The Old Fashioned
When you get right down to it, the Old Fashioned is little more than a slug of whiskey, seasoned and sweetened. Yet for all of its suave simplicity, the drink remains as relevant today as it was when it first captured drinkers’ hearts 200 years ago.
If you’re a history buff, you could draw a straight line connecting this drink to the first recorded definition of the cocktail category in general (circa 1806), which called for spirits, sugar, water and bitters. The Old Fashioned hits all those marks, with whiskey, sugar, water and aromatic bitters. You could also skip the history lesson and simply make the drink. Do the latter if you’re already thirsty.
Start by using good bourbon, the rule being that if you wouldn’t sip it by itself it has no place at the helm of a Bourbon Old Fashioned. (There are other whiskey drinks for masking subpar booze—this isn’t one of them.) From there, the cocktail-minded seem to break into two camps: simple syrup or muddled sugar.
While a barspoon of syrup can cut your prep time in half, it robs the drink of some of the weight and texture that provides its deep appeal. If you want to make the drink like they did back in the 19th century, granulated sugar or a sugar cube is the way to go. If you want to make the cocktail with more of a modern twist, opt for simple syrup. (Although what’s the big rush? The Bourbon Old Fashioned isn’t going anywhere.) Just know that simple syrup adds a bit more water to your drink, so you may need to adjust your ice and stirring accordingly.
Once you’ve mastered the Bourbon Old Fashioned, you can also try making the cocktail with rye whiskey, which results in a slightly spicier drink. Or you can use rum, brandy or any number of spirits—after all, the Old Fashioned is more of a template than an exact science.

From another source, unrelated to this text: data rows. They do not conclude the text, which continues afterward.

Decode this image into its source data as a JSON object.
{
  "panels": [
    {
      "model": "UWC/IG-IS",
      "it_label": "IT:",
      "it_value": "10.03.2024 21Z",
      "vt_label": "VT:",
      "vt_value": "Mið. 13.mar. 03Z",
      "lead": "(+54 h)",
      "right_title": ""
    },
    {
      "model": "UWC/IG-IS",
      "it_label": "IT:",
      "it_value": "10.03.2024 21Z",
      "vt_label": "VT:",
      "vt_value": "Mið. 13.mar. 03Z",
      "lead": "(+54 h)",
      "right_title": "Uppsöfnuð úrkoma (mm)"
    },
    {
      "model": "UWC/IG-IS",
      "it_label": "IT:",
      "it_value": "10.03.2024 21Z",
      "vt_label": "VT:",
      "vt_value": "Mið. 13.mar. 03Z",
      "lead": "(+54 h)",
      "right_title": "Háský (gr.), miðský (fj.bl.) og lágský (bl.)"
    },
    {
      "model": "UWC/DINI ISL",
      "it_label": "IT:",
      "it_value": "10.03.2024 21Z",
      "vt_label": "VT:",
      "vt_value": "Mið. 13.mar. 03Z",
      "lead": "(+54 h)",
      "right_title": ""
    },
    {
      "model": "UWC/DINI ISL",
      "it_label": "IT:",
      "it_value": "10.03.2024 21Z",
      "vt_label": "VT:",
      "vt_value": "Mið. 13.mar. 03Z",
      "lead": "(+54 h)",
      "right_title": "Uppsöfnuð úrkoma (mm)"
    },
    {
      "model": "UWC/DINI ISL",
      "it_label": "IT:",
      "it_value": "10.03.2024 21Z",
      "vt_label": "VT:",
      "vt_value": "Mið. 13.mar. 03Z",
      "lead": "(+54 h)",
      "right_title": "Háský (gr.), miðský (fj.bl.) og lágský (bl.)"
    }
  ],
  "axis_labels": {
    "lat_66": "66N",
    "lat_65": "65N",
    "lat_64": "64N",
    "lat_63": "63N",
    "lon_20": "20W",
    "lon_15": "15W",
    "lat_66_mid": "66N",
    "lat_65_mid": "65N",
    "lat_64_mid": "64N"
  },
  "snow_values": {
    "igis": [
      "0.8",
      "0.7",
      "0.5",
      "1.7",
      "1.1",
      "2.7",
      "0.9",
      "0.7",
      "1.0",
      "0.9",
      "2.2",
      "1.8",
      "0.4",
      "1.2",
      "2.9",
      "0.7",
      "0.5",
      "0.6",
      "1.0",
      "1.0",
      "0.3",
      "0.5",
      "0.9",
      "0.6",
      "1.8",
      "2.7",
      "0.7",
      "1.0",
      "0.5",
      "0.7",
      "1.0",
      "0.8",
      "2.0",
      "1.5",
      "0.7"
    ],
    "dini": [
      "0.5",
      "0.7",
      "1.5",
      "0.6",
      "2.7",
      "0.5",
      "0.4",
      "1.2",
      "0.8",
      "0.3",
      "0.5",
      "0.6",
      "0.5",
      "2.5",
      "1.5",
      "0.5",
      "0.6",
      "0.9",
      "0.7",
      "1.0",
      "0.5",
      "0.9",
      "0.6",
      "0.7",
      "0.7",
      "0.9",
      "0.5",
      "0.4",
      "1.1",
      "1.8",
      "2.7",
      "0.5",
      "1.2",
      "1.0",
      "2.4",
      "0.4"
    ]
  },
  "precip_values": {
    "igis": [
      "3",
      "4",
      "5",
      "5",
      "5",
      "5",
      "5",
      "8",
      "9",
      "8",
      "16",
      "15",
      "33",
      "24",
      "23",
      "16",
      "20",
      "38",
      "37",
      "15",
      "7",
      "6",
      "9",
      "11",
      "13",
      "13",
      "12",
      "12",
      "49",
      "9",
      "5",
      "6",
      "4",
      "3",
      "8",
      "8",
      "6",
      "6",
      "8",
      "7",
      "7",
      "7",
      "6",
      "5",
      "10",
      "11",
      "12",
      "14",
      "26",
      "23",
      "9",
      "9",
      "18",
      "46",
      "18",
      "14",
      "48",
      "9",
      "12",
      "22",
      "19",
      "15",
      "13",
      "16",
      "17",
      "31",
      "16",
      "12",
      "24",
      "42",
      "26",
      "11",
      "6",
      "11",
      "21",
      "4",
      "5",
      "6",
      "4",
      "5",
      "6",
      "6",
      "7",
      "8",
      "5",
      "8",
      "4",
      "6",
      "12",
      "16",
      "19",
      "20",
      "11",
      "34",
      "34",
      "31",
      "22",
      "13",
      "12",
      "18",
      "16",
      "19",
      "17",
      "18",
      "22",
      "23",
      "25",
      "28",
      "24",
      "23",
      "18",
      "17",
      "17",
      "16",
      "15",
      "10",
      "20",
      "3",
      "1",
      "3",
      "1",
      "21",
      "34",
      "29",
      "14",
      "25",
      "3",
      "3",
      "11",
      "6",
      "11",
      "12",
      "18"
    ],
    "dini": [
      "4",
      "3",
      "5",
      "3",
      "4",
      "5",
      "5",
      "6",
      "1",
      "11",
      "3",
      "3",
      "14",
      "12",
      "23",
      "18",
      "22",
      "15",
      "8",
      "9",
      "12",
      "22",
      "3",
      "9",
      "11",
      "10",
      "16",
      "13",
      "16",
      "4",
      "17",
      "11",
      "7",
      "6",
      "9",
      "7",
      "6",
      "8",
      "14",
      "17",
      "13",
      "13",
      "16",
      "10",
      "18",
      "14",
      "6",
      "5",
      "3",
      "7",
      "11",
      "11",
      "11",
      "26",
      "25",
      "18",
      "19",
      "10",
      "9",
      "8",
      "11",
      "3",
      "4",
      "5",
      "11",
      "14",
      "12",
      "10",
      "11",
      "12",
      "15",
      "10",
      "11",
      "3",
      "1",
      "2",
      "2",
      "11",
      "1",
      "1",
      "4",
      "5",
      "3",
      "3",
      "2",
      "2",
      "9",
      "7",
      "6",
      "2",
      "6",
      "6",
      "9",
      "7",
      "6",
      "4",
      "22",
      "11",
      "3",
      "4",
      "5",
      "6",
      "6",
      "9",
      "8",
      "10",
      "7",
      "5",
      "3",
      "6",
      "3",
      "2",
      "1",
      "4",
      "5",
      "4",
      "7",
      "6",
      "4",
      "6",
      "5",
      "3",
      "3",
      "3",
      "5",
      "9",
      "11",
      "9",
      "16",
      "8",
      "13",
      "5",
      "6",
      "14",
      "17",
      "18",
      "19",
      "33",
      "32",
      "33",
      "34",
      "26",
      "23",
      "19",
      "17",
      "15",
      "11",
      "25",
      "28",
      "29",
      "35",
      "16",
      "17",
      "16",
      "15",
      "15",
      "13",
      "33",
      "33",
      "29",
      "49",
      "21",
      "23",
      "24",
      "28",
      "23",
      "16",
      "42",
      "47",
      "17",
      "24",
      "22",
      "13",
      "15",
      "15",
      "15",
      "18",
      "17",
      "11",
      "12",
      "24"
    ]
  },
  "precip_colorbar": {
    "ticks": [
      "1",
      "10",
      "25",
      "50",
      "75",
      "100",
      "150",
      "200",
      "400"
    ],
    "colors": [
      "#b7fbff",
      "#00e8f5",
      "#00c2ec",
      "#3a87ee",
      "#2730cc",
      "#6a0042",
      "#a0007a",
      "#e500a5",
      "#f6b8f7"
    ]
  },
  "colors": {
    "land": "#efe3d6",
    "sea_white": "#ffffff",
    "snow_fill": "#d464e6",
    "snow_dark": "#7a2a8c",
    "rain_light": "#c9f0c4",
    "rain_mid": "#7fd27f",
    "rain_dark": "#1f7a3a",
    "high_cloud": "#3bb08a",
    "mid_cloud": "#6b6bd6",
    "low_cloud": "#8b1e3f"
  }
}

But there’s something about the bourbon-spiked version that drinkers have been coming back to for decades, so why mess with perfection?
- 1 teaspoon sugar
- 3 dashes Angostura bitters
- 1 teaspoon water
- 2 ounces bourbon (or rye whiskey, if preferred)
- Garnish: orange twist
- Add the sugar and bitters into a mixing glass, then add the water, and stir until the sugar is nearly dissolved.
- Fill the mixing glass with ice, add the bourbon, and stir until well-chilled.
- Strain into a rocks glass over one large ice cube.
- Express the oil of an orange twist over the glass, then drop into the glass to garnish.